In Tallaght, we worked with the education and training board to develop a pre-employment return to work programme targeted at our clients in both the Tallaght and Clondalkin areas. Senator Humphreys referred to the challenges of dealing with people who are not used to engaging with us in this way. We were able to run that programme for the Tallaght office but not for the Clondalkin office as we did not get enough interest at the time, but we hope to run it in February. We ran the Tallaght programme in term time, starting in September and beginning each day at 9.30 a.m., after the school day started. Of the 16 people who started the programme, 14 completed it, two of whom have since secured employment.
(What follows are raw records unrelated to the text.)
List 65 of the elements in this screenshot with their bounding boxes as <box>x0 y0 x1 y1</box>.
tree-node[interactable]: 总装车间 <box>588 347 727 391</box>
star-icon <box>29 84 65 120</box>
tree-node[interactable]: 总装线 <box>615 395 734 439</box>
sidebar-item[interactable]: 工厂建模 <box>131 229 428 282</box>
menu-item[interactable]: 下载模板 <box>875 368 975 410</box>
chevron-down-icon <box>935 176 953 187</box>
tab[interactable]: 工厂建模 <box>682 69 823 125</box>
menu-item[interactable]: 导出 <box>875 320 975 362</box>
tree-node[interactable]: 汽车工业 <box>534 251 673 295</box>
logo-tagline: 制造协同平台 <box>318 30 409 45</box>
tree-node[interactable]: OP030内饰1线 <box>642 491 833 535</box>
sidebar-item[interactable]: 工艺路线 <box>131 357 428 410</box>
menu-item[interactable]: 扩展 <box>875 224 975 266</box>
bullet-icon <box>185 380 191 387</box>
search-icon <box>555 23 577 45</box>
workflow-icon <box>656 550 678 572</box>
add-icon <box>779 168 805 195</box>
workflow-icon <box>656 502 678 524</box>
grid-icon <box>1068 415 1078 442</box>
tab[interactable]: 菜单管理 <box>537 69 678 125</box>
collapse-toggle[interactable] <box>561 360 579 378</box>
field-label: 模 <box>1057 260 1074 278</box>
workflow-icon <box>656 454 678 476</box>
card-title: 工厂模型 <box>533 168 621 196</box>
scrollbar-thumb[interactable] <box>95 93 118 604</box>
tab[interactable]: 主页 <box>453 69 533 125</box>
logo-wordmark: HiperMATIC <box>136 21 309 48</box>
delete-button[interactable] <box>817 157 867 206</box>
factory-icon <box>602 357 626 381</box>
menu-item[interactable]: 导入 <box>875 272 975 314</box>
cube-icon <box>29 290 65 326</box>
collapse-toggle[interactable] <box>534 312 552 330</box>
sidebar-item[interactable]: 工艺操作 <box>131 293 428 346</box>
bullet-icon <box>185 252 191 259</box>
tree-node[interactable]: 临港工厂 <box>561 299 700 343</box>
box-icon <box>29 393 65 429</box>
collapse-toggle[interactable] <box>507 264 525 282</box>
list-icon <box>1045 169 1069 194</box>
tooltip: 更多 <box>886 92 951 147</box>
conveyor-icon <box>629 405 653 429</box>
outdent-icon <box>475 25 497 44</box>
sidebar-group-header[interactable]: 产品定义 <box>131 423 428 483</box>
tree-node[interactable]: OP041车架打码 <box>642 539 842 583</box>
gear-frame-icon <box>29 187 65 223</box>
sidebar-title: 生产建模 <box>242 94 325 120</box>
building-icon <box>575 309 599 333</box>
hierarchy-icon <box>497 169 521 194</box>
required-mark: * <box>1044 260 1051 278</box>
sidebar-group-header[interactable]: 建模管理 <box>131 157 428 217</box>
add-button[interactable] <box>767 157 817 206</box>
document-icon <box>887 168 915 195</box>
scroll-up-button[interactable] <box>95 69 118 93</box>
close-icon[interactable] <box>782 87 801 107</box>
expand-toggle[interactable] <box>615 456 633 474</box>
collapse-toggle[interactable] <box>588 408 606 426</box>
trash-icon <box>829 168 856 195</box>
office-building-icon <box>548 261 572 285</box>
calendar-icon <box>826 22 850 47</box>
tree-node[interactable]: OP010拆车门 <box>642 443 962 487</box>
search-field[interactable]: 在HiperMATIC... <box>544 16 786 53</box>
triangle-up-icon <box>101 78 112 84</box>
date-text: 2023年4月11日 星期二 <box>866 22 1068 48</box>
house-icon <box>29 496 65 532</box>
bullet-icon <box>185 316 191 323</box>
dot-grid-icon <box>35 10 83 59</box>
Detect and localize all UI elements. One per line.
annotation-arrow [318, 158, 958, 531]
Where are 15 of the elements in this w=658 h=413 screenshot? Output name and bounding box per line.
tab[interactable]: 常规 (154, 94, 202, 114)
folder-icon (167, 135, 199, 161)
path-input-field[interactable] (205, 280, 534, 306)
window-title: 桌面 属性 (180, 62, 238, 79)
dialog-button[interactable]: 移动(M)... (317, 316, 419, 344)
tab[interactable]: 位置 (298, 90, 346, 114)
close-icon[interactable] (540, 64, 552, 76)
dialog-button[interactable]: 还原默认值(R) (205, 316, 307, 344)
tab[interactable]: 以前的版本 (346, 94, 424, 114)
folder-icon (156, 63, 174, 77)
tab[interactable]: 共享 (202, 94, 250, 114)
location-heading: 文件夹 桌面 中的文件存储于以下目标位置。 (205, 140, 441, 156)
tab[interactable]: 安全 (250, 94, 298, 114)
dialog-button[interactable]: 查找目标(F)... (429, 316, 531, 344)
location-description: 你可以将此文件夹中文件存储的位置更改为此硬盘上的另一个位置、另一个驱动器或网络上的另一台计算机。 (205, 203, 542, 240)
Some of the participants have applied for night training courses with the ETB while others are seeking part-time training options. The feedback from the programme was very positive, with participants saying it gave them great confidence. They now have a CV and are more knowledgeable and confident about applying for jobs. It was a taster programme and participants found the IT module, career planning aspect and work experience component particularly useful. The members of that first group have set up a network to remain in touch and encourage each other in their training and job-seeking efforts. It was a very positive outcome from our perspective and we hope to run the programme again in January. We expect to get the numbers from the Clondalkin office to run it there as well.

There are financial supports available for lone parents who take up employment, including family income supplement and the back to work family dividend. As I said, jobseeker transition clients do not have to look for work and are not, therefore, referred to JobPath. Our focus is not so much on securing work for our clients. The emphasis is on providing education and training opportunities in order that when they can take up full-time employment, they are as near as possible to workforce-ready.

Senator Humphreys referred to the situation of families who become homeless. Within our three divisions in Dublin, we have an agreement in place that if a lone parent or any family member who is in receipt of a payment from one of our offices becomes homeless, he or she will remain within the remit of that office. In other words, people will continue to draw their payment from the same office even though they may be placed in a hotel in a different location. Doing it this away allows clients to continue to access the activation process and avoid disruption to their payment. If they need assistance in taking their children to school, for example, our community welfare service can make payments by way of the supplementary welfare allowance under the emergency needs programme.